Bill Board | God's Wrath, Ohio | 09/27/2004
(4 out of 5 stars)

"Look....probably Big Mac himself would agree that this was never to be held up as "great cinema." OK, so maybe he DID use an MTV stunt or two; big whoop. And the fact that the plot is thoroughly non-existant - I mean, so what? Like "Miami Vice" ever made one WHIT of sense? This was released at the same time as was that inane Sally Fields movie (I saw both the same evening - guess which was the more entertaining) And despite what the liner notes say in "The George Harrison Memorial Show," that WASN'T the first time that Sir Paul and Ringo worked together after the Beatle demise. I just wish that Dave Edmunds/Chris Spedding/John Paul Jones/Ringo lineup from the movie could have become the latest edition of "Wings." Don't worry about the plights of the world, or the current presidential race, or the price of meds, etc...Just watch "Broad Street" and enjoy the music! Sir Paul won't let you down on that point!"

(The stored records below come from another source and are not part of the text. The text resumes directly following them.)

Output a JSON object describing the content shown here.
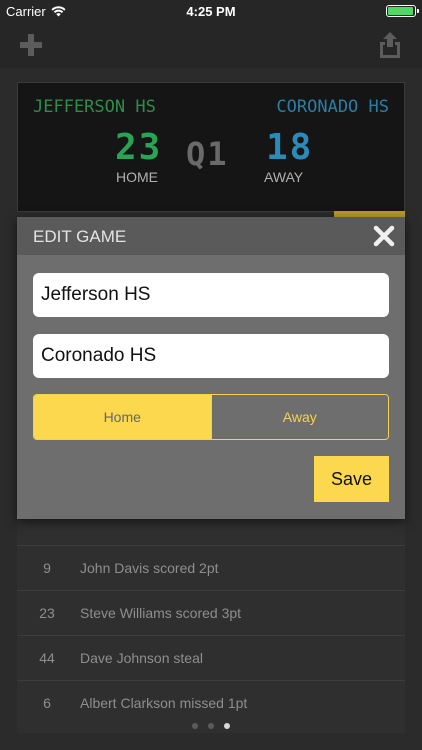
{
  "status_bar": {
    "carrier": "Carrier",
    "time": "4:25 PM"
  },
  "toolbar": {
    "add_icon": "plus-icon",
    "share_icon": "share-icon"
  },
  "scoreboard": {
    "home_team": "JEFFERSON HS",
    "away_team": "CORONADO HS",
    "home_score": "23",
    "away_score": "18",
    "period": "Q1",
    "home_label": "HOME",
    "away_label": "AWAY",
    "home_color": "#29a455",
    "away_color": "#2a8bb9"
  },
  "modal": {
    "title": "EDIT GAME",
    "home_team_value": "Jefferson HS",
    "away_team_value": "Coronado HS",
    "segment": {
      "options": [
        "Home",
        "Away"
      ],
      "selected": "Home"
    },
    "save_label": "Save",
    "accent": "#fbd84e"
  },
  "plays": [
    {
      "number": "9",
      "text": "John Davis scored 2pt"
    },
    {
      "number": "23",
      "text": "Steve Williams scored 3pt"
    },
    {
      "number": "44",
      "text": "Dave Johnson steal"
    },
    {
      "number": "6",
      "text": "Albert Clarkson missed 1pt"
    }
  ],
  "page_indicator": {
    "count": 3,
    "active": 3
  }
}
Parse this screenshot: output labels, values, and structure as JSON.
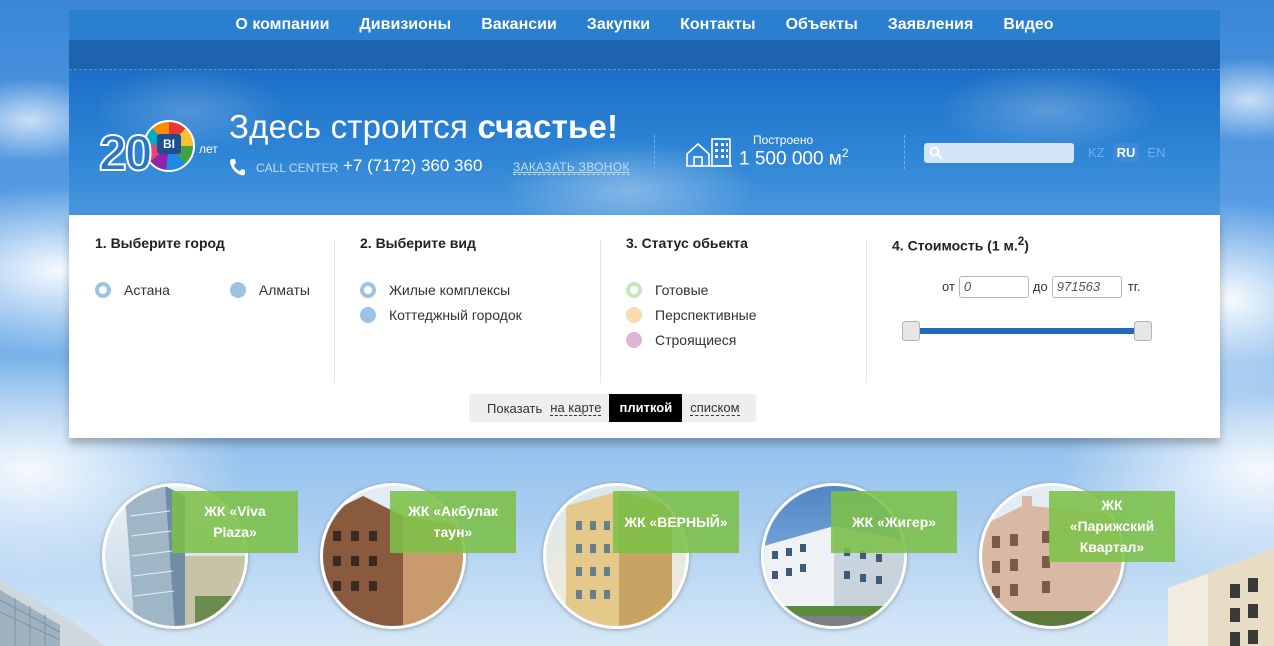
{
  "nav": {
    "items": [
      "О компании",
      "Дивизионы",
      "Вакансии",
      "Закупки",
      "Контакты",
      "Объекты",
      "Заявления",
      "Видео"
    ]
  },
  "logo": {
    "number": "20",
    "badge": "BI",
    "suffix": "лет"
  },
  "header": {
    "slogan_prefix": "Здесь строится",
    "slogan_bold": "счастье!",
    "call_center_label": "CALL CENTER",
    "phone": "+7 (7172) 360 360",
    "callback_link": "ЗАКАЗАТЬ ЗВОНОК",
    "built_label": "Построено",
    "built_value": "1 500 000  м",
    "built_unit_sup": "2",
    "search_placeholder": "",
    "languages": [
      {
        "code": "KZ",
        "active": false
      },
      {
        "code": "RU",
        "active": true
      },
      {
        "code": "EN",
        "active": false
      }
    ]
  },
  "filters": {
    "city": {
      "title": "1. Выберите город",
      "options": [
        "Астана",
        "Алматы"
      ]
    },
    "type": {
      "title": "2. Выберите вид",
      "options": [
        "Жилые комплексы",
        "Коттеджный городок"
      ]
    },
    "status": {
      "title": "3. Статус обьекта",
      "options": [
        "Готовые",
        "Перспективные",
        "Строящиеся"
      ]
    },
    "price": {
      "title": "4. Стоимость (1 м.",
      "title_sup": "2",
      "title_close": ")",
      "from_label": "от",
      "from_value": "0",
      "to_label": "до",
      "to_value": "971563",
      "currency": "тг.",
      "slider_min_fraction": 0,
      "slider_max_fraction": 1
    }
  },
  "view_toggle": {
    "label": "Показать",
    "map": "на карте",
    "tiles": "плиткой",
    "list": "списком",
    "active": "tiles"
  },
  "tiles": [
    {
      "name": "ЖК «Viva Plaza»"
    },
    {
      "name": "ЖК «Акбулак таун»"
    },
    {
      "name": "ЖК «ВЕРНЫЙ»"
    },
    {
      "name": "ЖК «Жигер»"
    },
    {
      "name": "ЖК «Парижский Квартал»"
    }
  ],
  "colors": {
    "nav_bg": "#2a7fcf",
    "header_bg": "#1c6fc7",
    "tile_label_bg": "#7cc048",
    "slider_track": "#2169b9"
  }
}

Not really a small film at all...
C. Cleveland | Dryden, NY United States | 02/04/2000
(5 out of 5 stars)

"It is an enormous shame that Siskel and Ebert were unable to understand the plot of this film. It was simply too intelligent and gentle for them to grasp. But anyone who is literate should be able to understand the contrast between the hero's workaday life and the melodramatic horrors he imagines when the master tape for a new album goes missing. The plot is about resisting the temptation to condemn your friend on circumstantial evidence, and the determination to trust your own judgment. It is about believing the best of people rather than the worst, and about the human capacity to overcome the terrors that the imagination throws at you, and insist that reason and fairness prevail. It is a very coherent plot used to structure a series of beautifully staged musical interludes. Besides being full McCartney-Martin music, it has much to say to a culture drunk on speed, violence, and sloppy judgment. It is not really a small film at all, but a sort of musician-as-auteur cinematic essay that deserves to be listened to in several senses of that word. Visually beautiful, intellectually satisfying, musically a recurring joy."